Rangoli Production of 'Tulasi' is aglow with spirit and reverence 
by Anuradha Kishore Ganpati, Los Angeles  
e-mail: akishore@arts.ucla.edu 

August 3, 2004   

Rangoli Foundation for Art and Culture founded by artistic director Malathi Iyengar realizes through music and dance the traditional stories and beliefs associated with the sacred Tulasi plant. 'Tulasi' in Sanskrit means matchless and is believed to be the incarnation of Goddess Lakshmi.  

Choreographer Malathi Iyengar expertly navigates the audience through the intricate world of 'Tulasi' in myth and legend. Imbued with a spiritual quality ranging from a lyrical exposition of form, grace and symmetry like the plant to a powerful prayer of ceremony and worship, the cumulative effect of the production momentarily transcends the rasika. As the production progresses, you realize the strong, deep, and varied symbolisms of the sacred plant competently rendered with versatility, emotion, and precision by the dancers from India and USA. Traditional and explorative as it moves fluidly from the mundane to the cosmic, Iyengar's “Tulasi” reveals the very essence of simplicity in modern society. Soul stirring compositions of 18th century poet Saint Thyagaraja and new works by contemporary composer, Rajkumar Bharathi were masterfully rendered by the music ensemble. 

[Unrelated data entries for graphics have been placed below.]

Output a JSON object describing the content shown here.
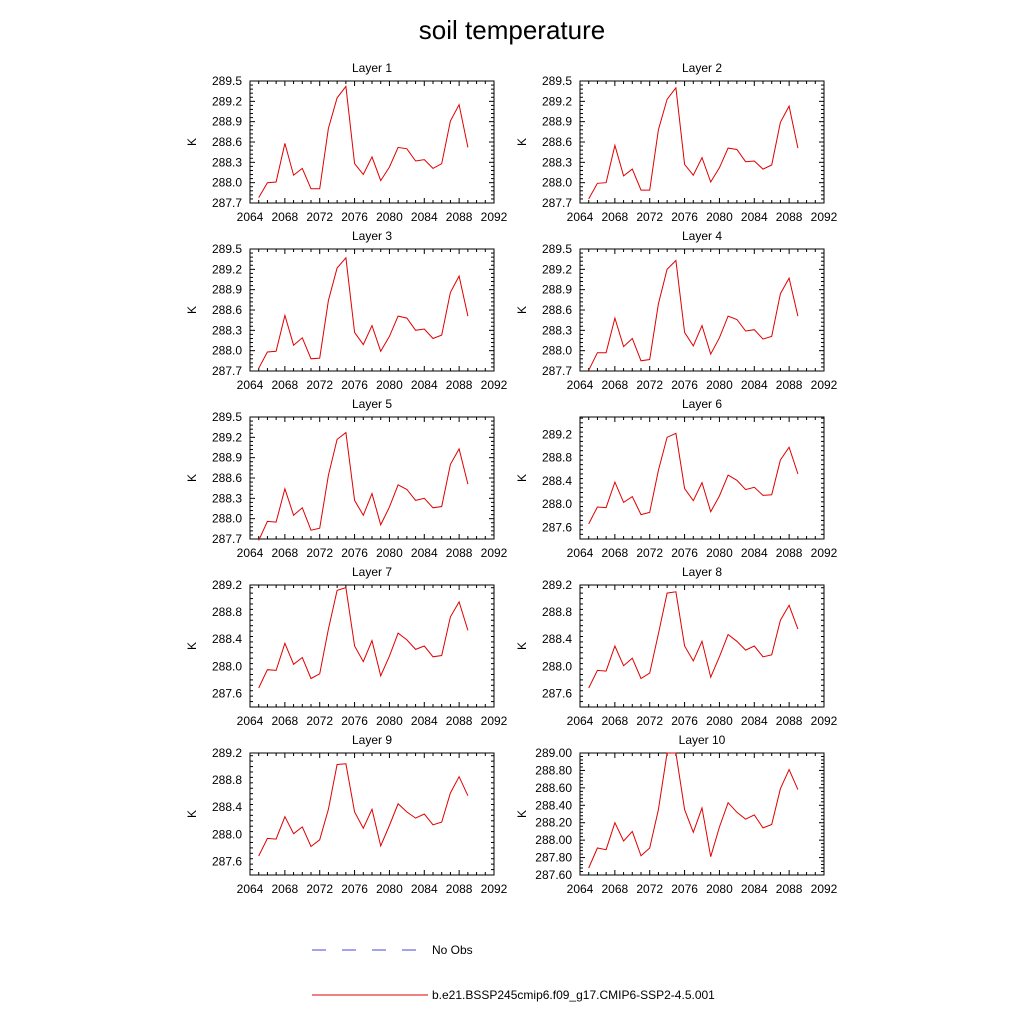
{
  "title": "soil temperature",
  "legend": {
    "position": "bottom",
    "entries": [
      {
        "label": "No Obs",
        "color": "#4a4ad8",
        "style": "dashed"
      },
      {
        "label": "b.e21.BSSP245cmip6.f09_g17.CMIP6-SSP2-4.5.001",
        "color": "#e00000",
        "style": "solid"
      }
    ]
  },
  "chart_data": [
    {
      "type": "line",
      "title": "Layer 1",
      "ylabel": "K",
      "xlim": [
        2064,
        2092
      ],
      "ylim": [
        287.7,
        289.5
      ],
      "xticks": [
        2064,
        2068,
        2072,
        2076,
        2080,
        2084,
        2088,
        2092
      ],
      "yticks": [
        "287.7",
        "288.0",
        "288.3",
        "288.6",
        "288.9",
        "289.2",
        "289.5"
      ],
      "series": [
        {
          "color": "#e00000",
          "x": [
            2065,
            2066,
            2067,
            2068,
            2069,
            2070,
            2071,
            2072,
            2073,
            2074,
            2075,
            2076,
            2077,
            2078,
            2079,
            2080,
            2081,
            2082,
            2083,
            2084,
            2085,
            2086,
            2087,
            2088,
            2089
          ],
          "y": [
            287.78,
            288.0,
            288.01,
            288.58,
            288.11,
            288.21,
            287.91,
            287.91,
            288.8,
            289.25,
            289.42,
            288.28,
            288.12,
            288.38,
            288.03,
            288.23,
            288.52,
            288.5,
            288.32,
            288.34,
            288.21,
            288.28,
            288.91,
            289.15,
            288.52
          ]
        }
      ]
    },
    {
      "type": "line",
      "title": "Layer 2",
      "ylabel": "K",
      "xlim": [
        2064,
        2092
      ],
      "ylim": [
        287.7,
        289.5
      ],
      "xticks": [
        2064,
        2068,
        2072,
        2076,
        2080,
        2084,
        2088,
        2092
      ],
      "yticks": [
        "287.7",
        "288.0",
        "288.3",
        "288.6",
        "288.9",
        "289.2",
        "289.5"
      ],
      "series": [
        {
          "color": "#e00000",
          "x": [
            2065,
            2066,
            2067,
            2068,
            2069,
            2070,
            2071,
            2072,
            2073,
            2074,
            2075,
            2076,
            2077,
            2078,
            2079,
            2080,
            2081,
            2082,
            2083,
            2084,
            2085,
            2086,
            2087,
            2088,
            2089
          ],
          "y": [
            287.76,
            287.99,
            288.0,
            288.55,
            288.1,
            288.2,
            287.89,
            287.89,
            288.78,
            289.23,
            289.4,
            288.27,
            288.11,
            288.37,
            288.01,
            288.22,
            288.51,
            288.49,
            288.31,
            288.32,
            288.2,
            288.26,
            288.89,
            289.13,
            288.51
          ]
        }
      ]
    },
    {
      "type": "line",
      "title": "Layer 3",
      "ylabel": "K",
      "xlim": [
        2064,
        2092
      ],
      "ylim": [
        287.7,
        289.5
      ],
      "xticks": [
        2064,
        2068,
        2072,
        2076,
        2080,
        2084,
        2088,
        2092
      ],
      "yticks": [
        "287.7",
        "288.0",
        "288.3",
        "288.6",
        "288.9",
        "289.2",
        "289.5"
      ],
      "series": [
        {
          "color": "#e00000",
          "x": [
            2065,
            2066,
            2067,
            2068,
            2069,
            2070,
            2071,
            2072,
            2073,
            2074,
            2075,
            2076,
            2077,
            2078,
            2079,
            2080,
            2081,
            2082,
            2083,
            2084,
            2085,
            2086,
            2087,
            2088,
            2089
          ],
          "y": [
            287.74,
            287.98,
            287.99,
            288.52,
            288.08,
            288.19,
            287.88,
            287.89,
            288.74,
            289.22,
            289.37,
            288.27,
            288.09,
            288.37,
            287.99,
            288.21,
            288.51,
            288.48,
            288.3,
            288.32,
            288.18,
            288.23,
            288.86,
            289.1,
            288.51
          ]
        }
      ]
    },
    {
      "type": "line",
      "title": "Layer 4",
      "ylabel": "K",
      "xlim": [
        2064,
        2092
      ],
      "ylim": [
        287.7,
        289.5
      ],
      "xticks": [
        2064,
        2068,
        2072,
        2076,
        2080,
        2084,
        2088,
        2092
      ],
      "yticks": [
        "287.7",
        "288.0",
        "288.3",
        "288.6",
        "288.9",
        "289.2",
        "289.5"
      ],
      "series": [
        {
          "color": "#e00000",
          "x": [
            2065,
            2066,
            2067,
            2068,
            2069,
            2070,
            2071,
            2072,
            2073,
            2074,
            2075,
            2076,
            2077,
            2078,
            2079,
            2080,
            2081,
            2082,
            2083,
            2084,
            2085,
            2086,
            2087,
            2088,
            2089
          ],
          "y": [
            287.71,
            287.97,
            287.97,
            288.48,
            288.06,
            288.18,
            287.85,
            287.87,
            288.69,
            289.2,
            289.33,
            288.27,
            288.07,
            288.37,
            287.95,
            288.19,
            288.51,
            288.46,
            288.29,
            288.31,
            288.17,
            288.21,
            288.84,
            289.07,
            288.51
          ]
        }
      ]
    },
    {
      "type": "line",
      "title": "Layer 5",
      "ylabel": "K",
      "xlim": [
        2064,
        2092
      ],
      "ylim": [
        287.7,
        289.5
      ],
      "xticks": [
        2064,
        2068,
        2072,
        2076,
        2080,
        2084,
        2088,
        2092
      ],
      "yticks": [
        "287.7",
        "288.0",
        "288.3",
        "288.6",
        "288.9",
        "289.2",
        "289.5"
      ],
      "series": [
        {
          "color": "#e00000",
          "x": [
            2065,
            2066,
            2067,
            2068,
            2069,
            2070,
            2071,
            2072,
            2073,
            2074,
            2075,
            2076,
            2077,
            2078,
            2079,
            2080,
            2081,
            2082,
            2083,
            2084,
            2085,
            2086,
            2087,
            2088,
            2089
          ],
          "y": [
            287.68,
            287.96,
            287.95,
            288.44,
            288.05,
            288.16,
            287.83,
            287.86,
            288.64,
            289.17,
            289.27,
            288.27,
            288.05,
            288.37,
            287.91,
            288.17,
            288.5,
            288.43,
            288.27,
            288.3,
            288.16,
            288.18,
            288.8,
            289.03,
            288.51
          ]
        }
      ]
    },
    {
      "type": "line",
      "title": "Layer 6",
      "ylabel": "K",
      "xlim": [
        2064,
        2092
      ],
      "ylim": [
        287.4,
        289.5
      ],
      "xticks": [
        2064,
        2068,
        2072,
        2076,
        2080,
        2084,
        2088,
        2092
      ],
      "yticks": [
        "287.6",
        "288.0",
        "288.4",
        "288.8",
        "289.2"
      ],
      "series": [
        {
          "color": "#e00000",
          "x": [
            2065,
            2066,
            2067,
            2068,
            2069,
            2070,
            2071,
            2072,
            2073,
            2074,
            2075,
            2076,
            2077,
            2078,
            2079,
            2080,
            2081,
            2082,
            2083,
            2084,
            2085,
            2086,
            2087,
            2088,
            2089
          ],
          "y": [
            287.66,
            287.95,
            287.94,
            288.38,
            288.03,
            288.13,
            287.82,
            287.86,
            288.58,
            289.15,
            289.22,
            288.27,
            288.06,
            288.37,
            287.87,
            288.14,
            288.5,
            288.41,
            288.25,
            288.29,
            288.15,
            288.16,
            288.76,
            288.98,
            288.52
          ]
        }
      ]
    },
    {
      "type": "line",
      "title": "Layer 7",
      "ylabel": "K",
      "xlim": [
        2064,
        2092
      ],
      "ylim": [
        287.4,
        289.2
      ],
      "xticks": [
        2064,
        2068,
        2072,
        2076,
        2080,
        2084,
        2088,
        2092
      ],
      "yticks": [
        "287.6",
        "288.0",
        "288.4",
        "288.8",
        "289.2"
      ],
      "series": [
        {
          "color": "#e00000",
          "x": [
            2065,
            2066,
            2067,
            2068,
            2069,
            2070,
            2071,
            2072,
            2073,
            2074,
            2075,
            2076,
            2077,
            2078,
            2079,
            2080,
            2081,
            2082,
            2083,
            2084,
            2085,
            2086,
            2087,
            2088,
            2089
          ],
          "y": [
            287.68,
            287.95,
            287.94,
            288.34,
            288.03,
            288.13,
            287.82,
            287.89,
            288.55,
            289.12,
            289.16,
            288.3,
            288.07,
            288.38,
            287.86,
            288.15,
            288.49,
            288.39,
            288.25,
            288.3,
            288.14,
            288.16,
            288.73,
            288.95,
            288.53
          ]
        }
      ]
    },
    {
      "type": "line",
      "title": "Layer 8",
      "ylabel": "K",
      "xlim": [
        2064,
        2092
      ],
      "ylim": [
        287.4,
        289.2
      ],
      "xticks": [
        2064,
        2068,
        2072,
        2076,
        2080,
        2084,
        2088,
        2092
      ],
      "yticks": [
        "287.6",
        "288.0",
        "288.4",
        "288.8",
        "289.2"
      ],
      "series": [
        {
          "color": "#e00000",
          "x": [
            2065,
            2066,
            2067,
            2068,
            2069,
            2070,
            2071,
            2072,
            2073,
            2074,
            2075,
            2076,
            2077,
            2078,
            2079,
            2080,
            2081,
            2082,
            2083,
            2084,
            2085,
            2086,
            2087,
            2088,
            2089
          ],
          "y": [
            287.68,
            287.94,
            287.93,
            288.3,
            288.01,
            288.12,
            287.82,
            287.9,
            288.48,
            289.08,
            289.1,
            288.3,
            288.08,
            288.37,
            287.84,
            288.14,
            288.47,
            288.37,
            288.24,
            288.3,
            288.14,
            288.17,
            288.68,
            288.9,
            288.55
          ]
        }
      ]
    },
    {
      "type": "line",
      "title": "Layer 9",
      "ylabel": "K",
      "xlim": [
        2064,
        2092
      ],
      "ylim": [
        287.4,
        289.2
      ],
      "xticks": [
        2064,
        2068,
        2072,
        2076,
        2080,
        2084,
        2088,
        2092
      ],
      "yticks": [
        "287.6",
        "288.0",
        "288.4",
        "288.8",
        "289.2"
      ],
      "series": [
        {
          "color": "#e00000",
          "x": [
            2065,
            2066,
            2067,
            2068,
            2069,
            2070,
            2071,
            2072,
            2073,
            2074,
            2075,
            2076,
            2077,
            2078,
            2079,
            2080,
            2081,
            2082,
            2083,
            2084,
            2085,
            2086,
            2087,
            2088,
            2089
          ],
          "y": [
            287.68,
            287.94,
            287.93,
            288.26,
            288.01,
            288.11,
            287.82,
            287.92,
            288.37,
            289.03,
            289.04,
            288.33,
            288.09,
            288.37,
            287.83,
            288.13,
            288.45,
            288.33,
            288.24,
            288.3,
            288.14,
            288.18,
            288.61,
            288.85,
            288.57
          ]
        }
      ]
    },
    {
      "type": "line",
      "title": "Layer 10",
      "ylabel": "K",
      "xlim": [
        2064,
        2092
      ],
      "ylim": [
        287.6,
        289.0
      ],
      "xticks": [
        2064,
        2068,
        2072,
        2076,
        2080,
        2084,
        2088,
        2092
      ],
      "yticks": [
        "287.60",
        "287.80",
        "288.00",
        "288.20",
        "288.40",
        "288.60",
        "288.80",
        "289.00"
      ],
      "series": [
        {
          "color": "#e00000",
          "x": [
            2065,
            2066,
            2067,
            2068,
            2069,
            2070,
            2071,
            2072,
            2073,
            2074,
            2075,
            2076,
            2077,
            2078,
            2079,
            2080,
            2081,
            2082,
            2083,
            2084,
            2085,
            2086,
            2087,
            2088,
            2089
          ],
          "y": [
            287.68,
            287.91,
            287.89,
            288.2,
            287.99,
            288.1,
            287.82,
            287.91,
            288.35,
            289.0,
            289.0,
            288.35,
            288.09,
            288.37,
            287.81,
            288.15,
            288.43,
            288.32,
            288.24,
            288.29,
            288.14,
            288.18,
            288.59,
            288.81,
            288.58
          ]
        }
      ]
    }
  ]
}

The chaste authenticity of Iyengar's 'Tulasi' was best illustrated in Sri Krishna Tula Bharam.  Flowing without restraint this piece narrates the story of Rukmini placing a single Tulasi leaf on the scale, which weighs Krishna and balancing the scale. The full implication of the dramatic and emotional potential of the production is revealed in this scene, which demonstrated that even a small object offered with devotion means more to the Lord than the weight of all the wealth in the world.  

'Tulasi' functions as a prayer, beseeching humanity to realize the supremacy, efficacy and purity of  bhakti (devotion) and simplicity amidst the din of mind numbing excess in a restless modern society. On another level Iyengar intelligently honors the sacred feminine through the worship of 'Tulasi' harboring the soul of the Goddess Lakshmi representing beauty, virtue and power.  This underlying humanity in all of Iyengar's productions gives the audience something that they have never experienced before. 

The dancers were Renjit Babu, Sudarshan Sibi (Kalakshetra, India)  Dimple  Bhasin, Lakshmi Iyengar, Hema Iyer, Mary Khetani, Shyamala Moorty, Sangeetha  Rao, Shaheen Sheik, Soumya Sundaresh (disciples of Malathi Iyengar). The orchestra comprised of nattuvangam: Malathi Iyengar, vocal: Balasubramanyam Sharma, mridangam: G Gurumurthy, flute: AP Sarvothama, violin: Sankara Subramaniam. Set design was by Suresh Iyengar and costumes by Lakshmi Iyengar. 

The guest artiste on the program from Northern California was Kuchipidi dancer Jyothi Lakkaraju. Choreography - Dr Uma Rama Rao and Jyothi Lakkaraju. The dance called daru, was a composition of music and dance designed to reveal the dancer's identity artistically. As a Vipralamba Nayaki, Lakkaraju deftly represented the lovelorn Satyabhama, the second consort of Lord Krishna who is deceived and dejected by her husband's absence. 

Malathi Iyengar & Lakshmi Iyengar have been selected as Master Artist & Apprentice by the Alliance for California Traditional Artists (ACTA / 2004). Malathi is also author of Dance & Devotion with illustrations by Suresh Iyengar. 

Anu Kishore Ganpati is a Communications/Development Officer at UCLA's Center for Intercultural Performance, Los Angeles.